Thursday, March 26, 2009

Financial Bandwidth – You're gonna need a bigger pipeline.

Tom Friedman has been quoting Roy Scheider's character in Jaws on first seeing the great white shark: “You're gonna need a bigger boat.” Friedman is talking about the size of the financial bail-out, the amount of money the Government is going to have to throw at the problems of our banks and other financial institutions to get them running again. I'm not sure I agree with Friedman on that claim, but I do know that if we restrict the leverage that those institutions can carry, we're going to need a lot more capital, and I don't know where that will come from.

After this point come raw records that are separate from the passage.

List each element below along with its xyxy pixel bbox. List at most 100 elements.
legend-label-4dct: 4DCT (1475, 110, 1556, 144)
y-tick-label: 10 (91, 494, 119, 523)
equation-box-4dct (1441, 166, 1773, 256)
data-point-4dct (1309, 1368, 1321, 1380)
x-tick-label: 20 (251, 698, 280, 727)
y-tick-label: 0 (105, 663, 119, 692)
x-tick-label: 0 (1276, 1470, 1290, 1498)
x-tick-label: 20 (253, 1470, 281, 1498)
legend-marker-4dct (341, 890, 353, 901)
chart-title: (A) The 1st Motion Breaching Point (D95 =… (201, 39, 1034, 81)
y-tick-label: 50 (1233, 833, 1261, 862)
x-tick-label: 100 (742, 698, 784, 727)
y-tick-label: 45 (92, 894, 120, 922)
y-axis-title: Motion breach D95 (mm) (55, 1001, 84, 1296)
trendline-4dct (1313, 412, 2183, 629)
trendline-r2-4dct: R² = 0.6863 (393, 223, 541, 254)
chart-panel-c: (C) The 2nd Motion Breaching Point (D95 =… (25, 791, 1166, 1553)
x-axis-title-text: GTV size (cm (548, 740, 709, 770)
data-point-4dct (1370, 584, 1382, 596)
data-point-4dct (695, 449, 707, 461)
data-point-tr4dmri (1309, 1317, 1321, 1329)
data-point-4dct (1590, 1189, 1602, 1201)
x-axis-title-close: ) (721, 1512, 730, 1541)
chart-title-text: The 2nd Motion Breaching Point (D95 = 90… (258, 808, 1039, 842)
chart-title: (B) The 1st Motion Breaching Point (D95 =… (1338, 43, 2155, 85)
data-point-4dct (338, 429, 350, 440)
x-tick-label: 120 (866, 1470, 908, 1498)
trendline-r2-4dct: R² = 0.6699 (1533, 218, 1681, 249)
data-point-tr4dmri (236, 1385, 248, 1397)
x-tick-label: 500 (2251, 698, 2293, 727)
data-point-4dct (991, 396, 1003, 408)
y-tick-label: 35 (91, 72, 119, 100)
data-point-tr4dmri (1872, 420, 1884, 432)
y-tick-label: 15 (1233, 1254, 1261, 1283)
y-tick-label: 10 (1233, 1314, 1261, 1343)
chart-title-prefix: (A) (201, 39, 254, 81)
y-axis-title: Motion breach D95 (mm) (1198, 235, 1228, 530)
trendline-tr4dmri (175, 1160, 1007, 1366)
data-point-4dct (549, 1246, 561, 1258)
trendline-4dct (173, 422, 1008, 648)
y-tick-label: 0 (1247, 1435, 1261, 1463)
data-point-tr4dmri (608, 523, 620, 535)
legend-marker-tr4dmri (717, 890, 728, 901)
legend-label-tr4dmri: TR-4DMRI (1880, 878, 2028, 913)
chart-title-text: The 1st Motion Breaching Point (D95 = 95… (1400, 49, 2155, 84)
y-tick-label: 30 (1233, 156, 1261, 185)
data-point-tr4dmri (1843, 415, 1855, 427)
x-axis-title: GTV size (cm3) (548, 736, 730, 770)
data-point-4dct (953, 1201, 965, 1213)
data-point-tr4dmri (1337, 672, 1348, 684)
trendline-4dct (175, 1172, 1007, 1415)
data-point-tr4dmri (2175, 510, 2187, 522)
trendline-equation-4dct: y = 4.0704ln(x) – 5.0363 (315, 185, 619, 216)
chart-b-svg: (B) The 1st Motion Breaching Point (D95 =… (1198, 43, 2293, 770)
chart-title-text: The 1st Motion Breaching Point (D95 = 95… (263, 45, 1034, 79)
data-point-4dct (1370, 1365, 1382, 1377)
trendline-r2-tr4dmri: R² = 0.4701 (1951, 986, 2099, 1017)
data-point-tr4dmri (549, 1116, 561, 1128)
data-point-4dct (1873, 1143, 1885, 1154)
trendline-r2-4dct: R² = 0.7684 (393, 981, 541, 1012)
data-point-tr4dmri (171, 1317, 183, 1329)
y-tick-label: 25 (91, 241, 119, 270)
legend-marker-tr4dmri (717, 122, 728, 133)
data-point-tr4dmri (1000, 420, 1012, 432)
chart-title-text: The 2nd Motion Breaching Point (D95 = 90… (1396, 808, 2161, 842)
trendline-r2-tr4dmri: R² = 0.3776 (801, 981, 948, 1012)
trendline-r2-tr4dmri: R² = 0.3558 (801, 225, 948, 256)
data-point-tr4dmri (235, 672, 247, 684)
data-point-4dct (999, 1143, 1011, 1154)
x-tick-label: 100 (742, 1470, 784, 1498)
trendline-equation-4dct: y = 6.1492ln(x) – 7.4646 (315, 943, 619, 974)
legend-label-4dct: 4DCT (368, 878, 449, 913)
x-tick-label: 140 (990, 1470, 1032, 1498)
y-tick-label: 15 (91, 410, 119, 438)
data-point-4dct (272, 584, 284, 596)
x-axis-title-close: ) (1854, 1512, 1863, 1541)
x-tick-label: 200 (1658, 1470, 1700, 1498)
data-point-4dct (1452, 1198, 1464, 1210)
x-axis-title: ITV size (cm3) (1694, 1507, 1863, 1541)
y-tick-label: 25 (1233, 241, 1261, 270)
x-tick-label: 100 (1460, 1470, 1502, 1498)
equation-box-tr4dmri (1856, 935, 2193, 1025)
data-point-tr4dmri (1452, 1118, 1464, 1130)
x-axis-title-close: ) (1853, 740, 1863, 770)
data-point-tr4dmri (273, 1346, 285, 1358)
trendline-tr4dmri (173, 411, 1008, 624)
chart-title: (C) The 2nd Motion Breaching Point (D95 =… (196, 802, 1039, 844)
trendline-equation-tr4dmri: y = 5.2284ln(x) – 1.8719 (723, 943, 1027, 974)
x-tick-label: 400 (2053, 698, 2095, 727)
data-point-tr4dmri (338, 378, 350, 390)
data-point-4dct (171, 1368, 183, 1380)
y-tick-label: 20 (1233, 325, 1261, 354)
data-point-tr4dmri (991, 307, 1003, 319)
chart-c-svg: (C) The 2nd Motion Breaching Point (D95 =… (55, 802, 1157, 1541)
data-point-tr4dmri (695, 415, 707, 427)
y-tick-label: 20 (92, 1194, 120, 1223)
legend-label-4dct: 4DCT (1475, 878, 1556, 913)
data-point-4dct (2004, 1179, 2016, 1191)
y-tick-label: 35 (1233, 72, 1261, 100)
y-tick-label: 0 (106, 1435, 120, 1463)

Sec. Geithner says that the key to avoiding future meltdowns is “capital, capital, capital.” The Secretary's position bespeaks a sound, minimalist approach to regulation. The idea is that if financial institutions have a sufficient capital base, not only will they have a cushion with which to cover losses, but also, because they have so much capital at risk, they will take less risk with the money. As I said, this is sound thinking.

The problem with the Secretary's position is that excess leverage does not arise in a vacuum. Excess leverage arises when there is more cash to move than capital available to guaranty it. Think of Wall Street as a pipeline through which import dollars flow back into the American economy. An actual oil pipeline has to be big enough and strong enough to reliably carry oil from the well to the seaport. But size and strength are competing requirements: the thicker the walls of the pipe, the less its inner diameter and the less oil it can carry. Yes, the pipeline can be strengthened by adding thickness to the outside, but only if there is room in the system for a wider pipe. In many cases, it would appear to be easier to line the inside of the pipe without changing the shape of the pipeline than to accommodate an increased gross diameter. At least one can imagine how that might be the case.

The same principles apply to the financial “pipeline” that returns dollars to the US. If the economy returns to the level of pre-crash activity, the amount of petro- and sino-dollars that need to be recycled here will return to the volume that was being processed by our 30-1 pre-crash system, and those dollars will have to flow through the same pre-crash pipeline, because that's all there is right now. But the pipe will have been narrowed by increased capital requirements.

A bank that leverages at 30-to-1 can repatriate $300B if it has $10B in capital. A bank that leverages at 12-to-1 can accommodate only $120B. So where does the other $180B go? How does it get into the country? Some of it will doubtless become bank capital, probably against the better judgment of its owners. If putting $1B at risk enables a sovereign wealth fund to invest $11B with much less risk, and at a return greater than Treasuries even with the capital haircut, that's probably a risk worth taking. Sheik Alwaleed Bin Talal already owns a ton of Citibank, so he's already providing some capital for his country's' reinvestment. But that's at pre-crash levels. Maybe he'll need to buy more. And maybe he'll have to provide capital to other banks.

But is this what we want? Our banks being bought up by foreign investors, not because they think the banks are such good investments but because that's the only way they can get bonds to buy. Under that scenario, one would expect our trading partners to by-pass the investment banks entirely, setting up their own direct investment offices and not being bothered by capital requirements. Then who will need the banks?

The question that remains to be answered by events is whether a 12-1 banking system, strong as it may be, will have the capacity to service enough of the money coming home. Or will its role be supplanted by entities created for that purpose by trading partners who find our banks too puny for their needs.